So...my question is the card gets 4 (possibly more depending on roll) recharge tokens. So when PC removes a recharge token from card he removes a purple die. So my question is does he still remove a token at the end of his turn as you would any other card at the end of a turn?
Find Weakness
Absolutely. Nothing would indicate otherwise.
And does it allowe to remove the purple dices caused by e.g. the enemy's advanced dodge or parry or just default action difficulty? So are they substracted from the final dice pool?
Yes. For example, you use Find Weakness in round 1 and get no extra recharge tokens. At the end of your turn, you remove 1 recharge token leaving 3. During turn 2, you remove a recharge token to reduce the default difficulty to 0d. The GM has the opponent use Advanced defensive ability adding 1d. You remove another recharge token to remove the 1d the Advanced defense just added reducing the check to 0d again and leaving 1 recharge token on Find Weakness. At the end of your turn, you remove the final recharge token from Find Weakness. Alternately, you could have used an action that adds 1d and removed the last recharge token to counter it, leaving you at 0d still with no recharge tokens to remove at end of turn.
Not entirely correct as I read it.
Lets say 6 tokens are placed on the card. Then on the first attack 1d is ignored, removing one recharge token. At the end of the players turn a recharge token would be removed as usual. Then the next round the npc uses advanced parry, so the player ignored 2d, removing 2 tokens from the card and another token at the end of the players turn. Each purple die has to be ignored each round so to speak.
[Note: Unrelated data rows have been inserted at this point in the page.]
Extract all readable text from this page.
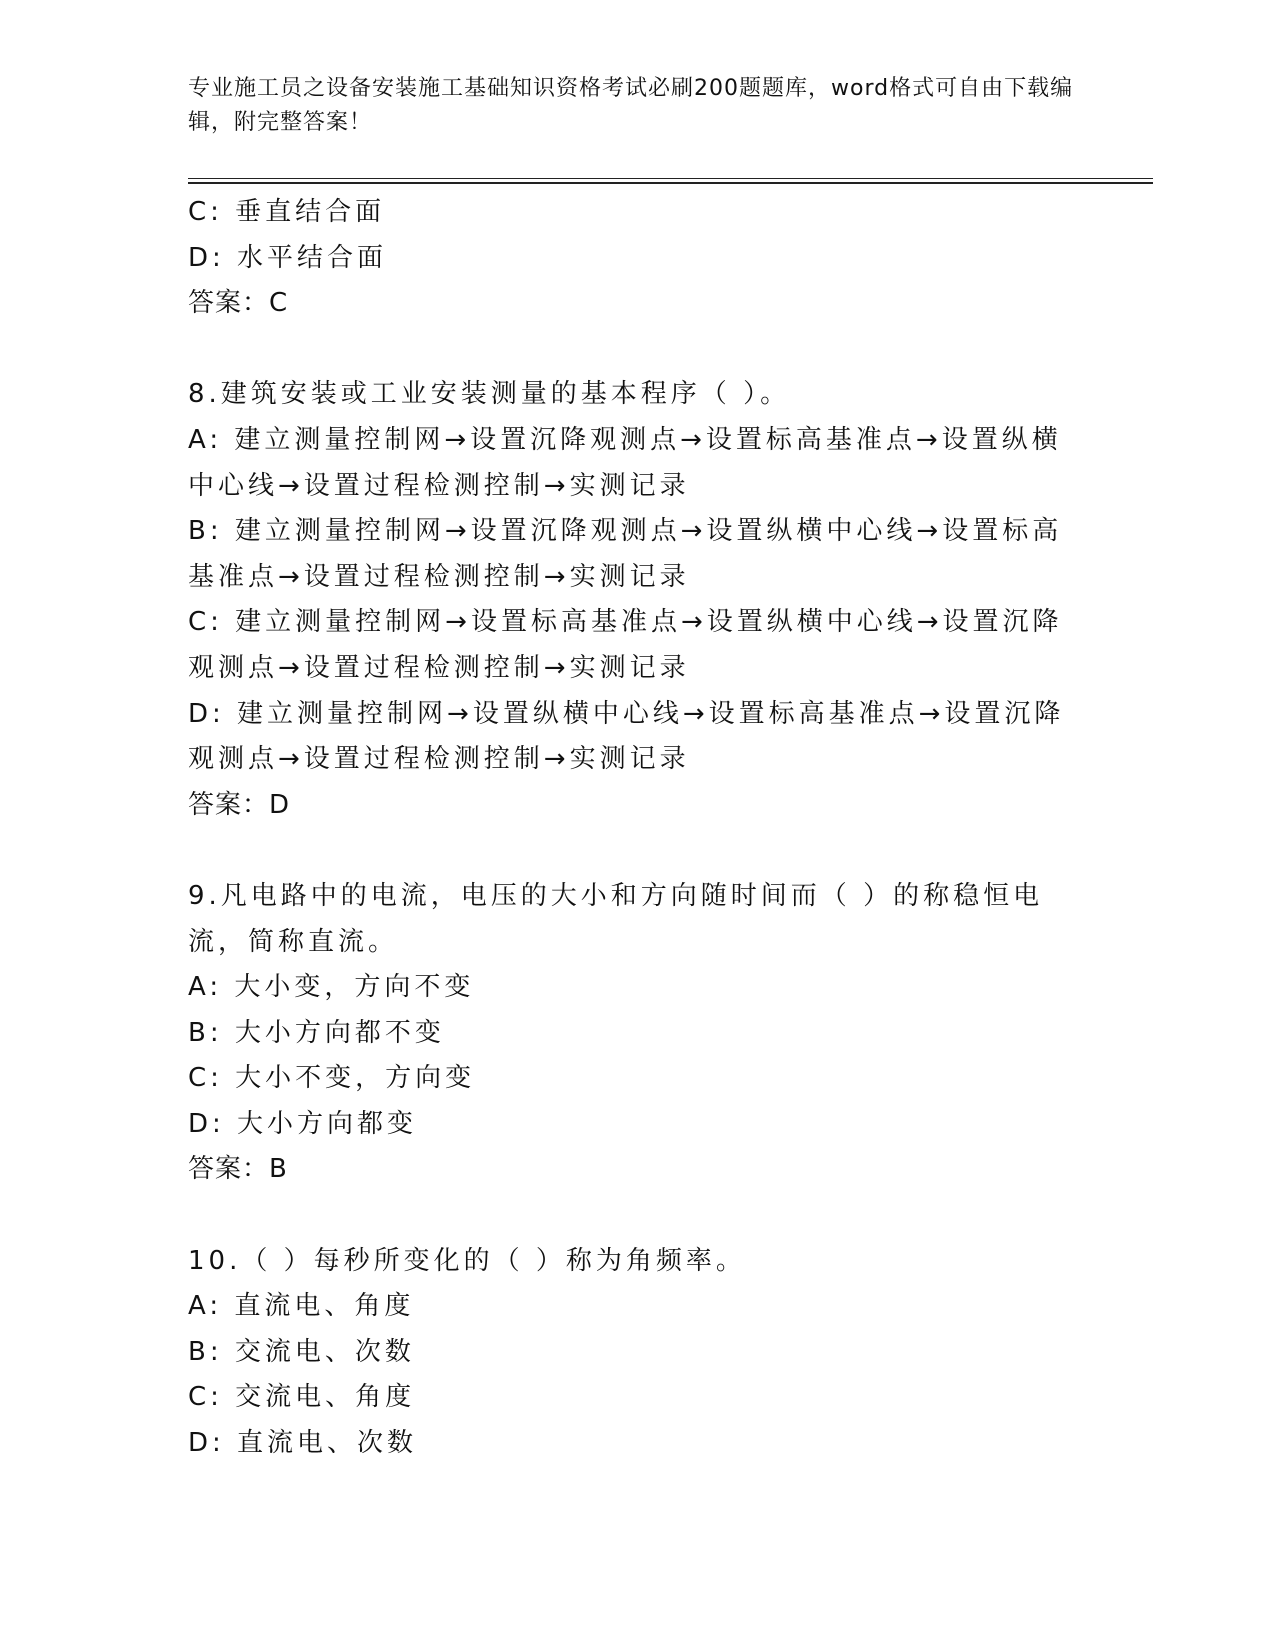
专业施工员之设备安装施工基础知识资格考试必刷200题题库，word格式可自由下载编辑，附完整答案！
C: 垂直结合面
D: 水平结合面
答案：C
8.建筑安装或工业安装测量的基本程序（ ）。
A: 建立测量控制网→设置沉降观测点→设置标高基准点→设置纵横中心线→设置过程检测控制→实测记录
B: 建立测量控制网→设置沉降观测点→设置纵横中心线→设置标高基准点→设置过程检测控制→实测记录
C: 建立测量控制网→设置标高基准点→设置纵横中心线→设置沉降观测点→设置过程检测控制→实测记录
D: 建立测量控制网→设置纵横中心线→设置标高基准点→设置沉降观测点→设置过程检测控制→实测记录
答案：D
9.凡电路中的电流，电压的大小和方向随时间而（ ）的称稳恒电流，简称直流。
A: 大小变，方向不变
B: 大小方向都不变
C: 大小不变，方向变
D: 大小方向都变
答案：B
10.（ ）每秒所变化的（ ）称为角频率。
A: 直流电、角度
B: 交流电、次数
C: 交流电、角度
D: 直流电、次数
So if on the third round the npc used advanced dodge, then there would only be 1 token left (2+3 removed on round 1 and 2), so only 1d could be ignored.
If 6 tokens get placed on the card, then one will be removed at the end of the turn where Find Weakness is used, leaving 5. In the next round, if 1 is removed to counter default difficulty and another at the end of the turn, that leaves 3. If for the 2nd attack the NPC uses Advanced Parry and 2 recharge tokens are used to the difficulty to 0d, then only 1 remains, which will be removed at the end of the turn. There won't be a token on it in the 3rd round. Other than that, your point is correct. We just need to change the example a little to make the math work.
Round 1 use Find Weakness, get a total of 5 recharge tokens. Remove 1 at end of turn, leaving 4. Round 2 attack an NPC that is using Advanced Parry. Remove 2 recharge tokens to difficulty to 0d and another at end of turn leaving 1. In round 3 if the NPC uses Advanced Block raising the difficulty to 2d. You only have 1 recharge token left to remove, so you can only reduce the difficulty of your round 3 attack to 1d. As this uses up the last recharge token on the card, it goes back in your deck.
Oh it seems I didn't read your post closely enough. Seems we agree. Sorry about that
It seems Mac40k is merely a 100% correct answering guy since this new year has started.
Thanks for explanation:D
I wish I had my cards here, but doesn't find weakness say you can remove a recharge token to remove [P] from the difficulty of the action? Or something to that effect, my point being, I thought I remeber this card being limited to removed dice based on the difficulty, not from active defenses. In a die pool, for an attack [P] is the base difficulty, using an active defense may add additional [P] but these are not due to difficulty. I might just be remebering the syntax of the card wrong, but that was my impression all along.
Reguardless of the wording of the card, it seems slightly foolish that it could be used to circumvent the [P] dice added due to and advanced defense, but not the added due to a normal defense, IMO.
BCA said:
I wish I had my cards here, but doesn't find weakness say you can remove a recharge token to remove [P] from the difficulty of the action? Or something to that effect, my point being, I thought I remeber this card being limited to removed dice based on the difficulty, not from active defenses. In a die pool, for an attack [P] is the base difficulty, using an active defense may add additional [P] but these are not due to difficulty. I might just be remebering the syntax of the card wrong, but that was my impression all along.
Reguardless of the wording of the card, it seems slightly foolish that it could be used to circumvent the [P] dice added due to and advanced defense, but not the added due to a normal defense, IMO.
Hmm... The Conservative side of Find Weakness says to ignore the difficulty modifier and to remove 1 recharge token for each <P> ignored. The reckless side of advanced defenses say to add a <P> to the action's die pool, not to the action's difficulty. So it is possible that you could interpret that the intent is that I can follow up Find Weakness with say, a ***** in the Armour, which adds a <P> to the difficulty (because that is clearly labeled a difficulty modifier), but that I can't remove the <P> added by an advanced form of active defense due to the wording of the cards. I just assumed that adding <P>, whatever the source, makes the check more difficult, thereby increasing it's difficulty, and therefore was eligible for removal, but I can see the other interpretation as well. I'd say without a FAQ entry, each play group would need to reach a decision on which way to interpret this since we are unlikely to reach a universal consensus. RAW v. RAI argument.